Wisconsin lakes are typically safest to swim in late spring through early summer (May–July), when water is cool and algae bloom risk is lowest. Risk rises in late summer and early fall (August–September) when warm water and accumulated nutrients drive cyanobacteria blooms. Always avoid swimming after heavy rainfall (bacterial spikes from runoff) and check current state DNR advisories the day you go.

What's the cleanest lake in Wisconsin?

The single cleanest lake by combined water-quality score is featured on the Wisconsin cleanest-lakes page. The lakes here are filtered specifically for swimming safety — same A/B grade requirement, plus low chlorophyll-a (active algae filter). For the broader cleanliness ranking, see /best/cleanest/wi.

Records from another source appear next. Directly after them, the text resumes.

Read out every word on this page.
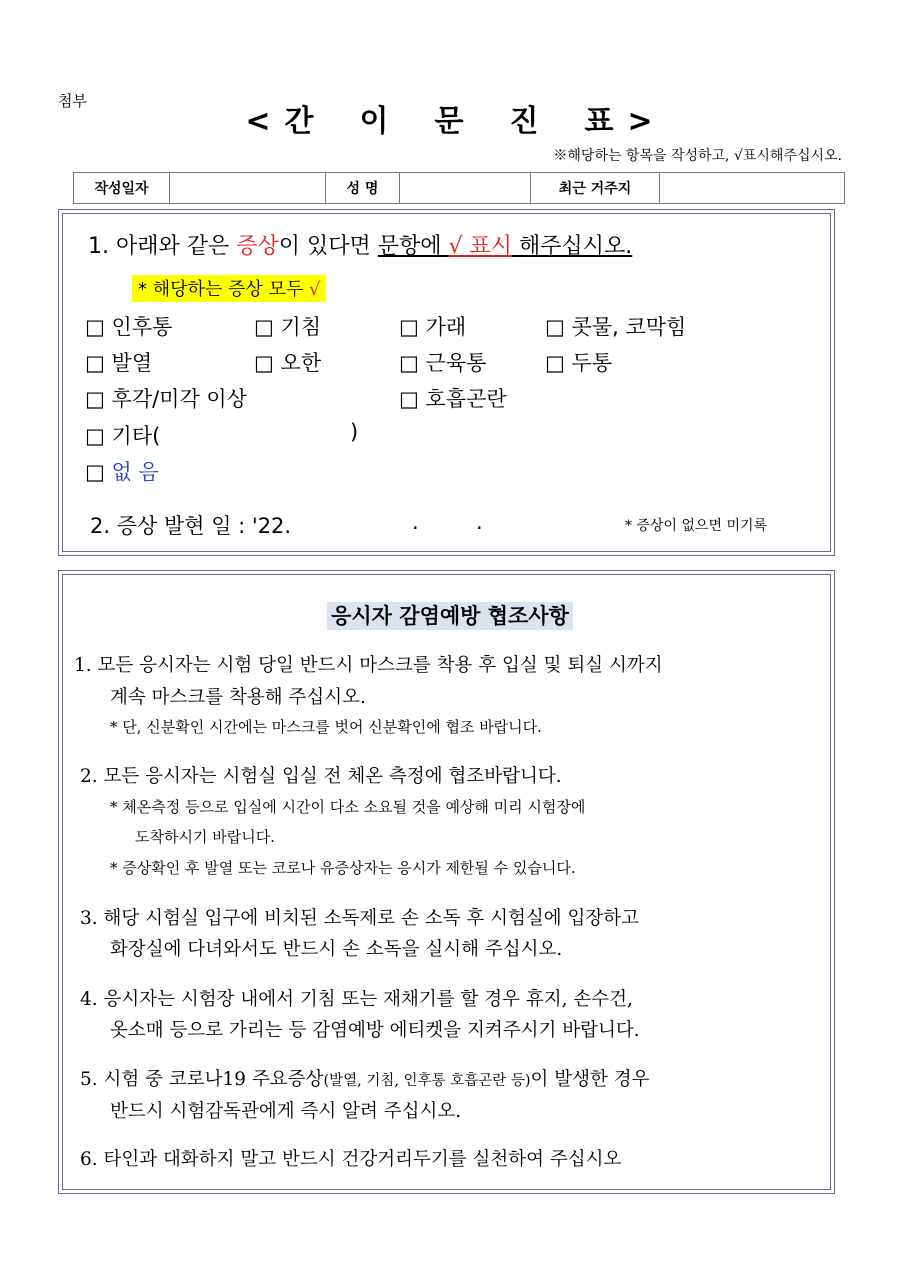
첨부
< 간  이  문  진  표 >
※해당하는 항목을 작성하고, √표시해주십시오.
작성일자	성 명	최근 거주지
1. 아래와 같은 증상이 있다면 문항에 √ 표시 해주십시오.
* 해당하는 증상 모두 √
□ 인후통	□ 기침	□ 가래	□ 콧물, 코막힘
□ 발열	□ 오한	□ 근육통	□ 두통
□ 후각/미각 이상	□ 호흡곤란
□ 기타(	)
□ 없 음
2. 증상 발현 일 : '22.	.	.	* 증상이 없으면 미기록
응시자 감염예방 협조사항
1. 모든 응시자는 시험 당일 반드시 마스크를 착용 후 입실 및 퇴실 시까지
계속 마스크를 착용해 주십시오.
* 단, 신분확인 시간에는 마스크를 벗어 신분확인에 협조 바랍니다.
2. 모든 응시자는 시험실 입실 전 체온 측정에 협조바랍니다.
* 체온측정 등으로 입실에 시간이 다소 소요될 것을 예상해 미리 시험장에
도착하시기 바랍니다.
* 증상확인 후 발열 또는 코로나 유증상자는 응시가 제한될 수 있습니다.
3. 해당 시험실 입구에 비치된 소독제로 손 소독 후 시험실에 입장하고
화장실에 다녀와서도 반드시 손 소독을 실시해 주십시오.
4. 응시자는 시험장 내에서 기침 또는 재채기를 할 경우 휴지, 손수건,
옷소매 등으로 가리는 등 감염예방 에티켓을 지켜주시기 바랍니다.
5. 시험 중 코로나19 주요증상(발열, 기침, 인후통 호흡곤란 등)이 발생한 경우
반드시 시험감독관에게 즉시 알려 주십시오.
6. 타인과 대화하지 말고 반드시 건강거리두기를 실천하여 주십시오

Our swimming-safety filter

We don't just rank by overall grade. Lakes here have to pass three filters:

  • Grade A or B overall water quality (top 40% statewide)
  • Chlorophyll-a below 10 µg/L — actively low algae density, low risk of harmful blue-green blooms
  • Multi-year sampling data — excludes lakes with limited sampling history (data confidence)

The ranking within the filter is by combined water-quality score (Secchi clarity + phosphorus + chlorophyll-a). Always check current Wisconsin DNR advisories before swimming.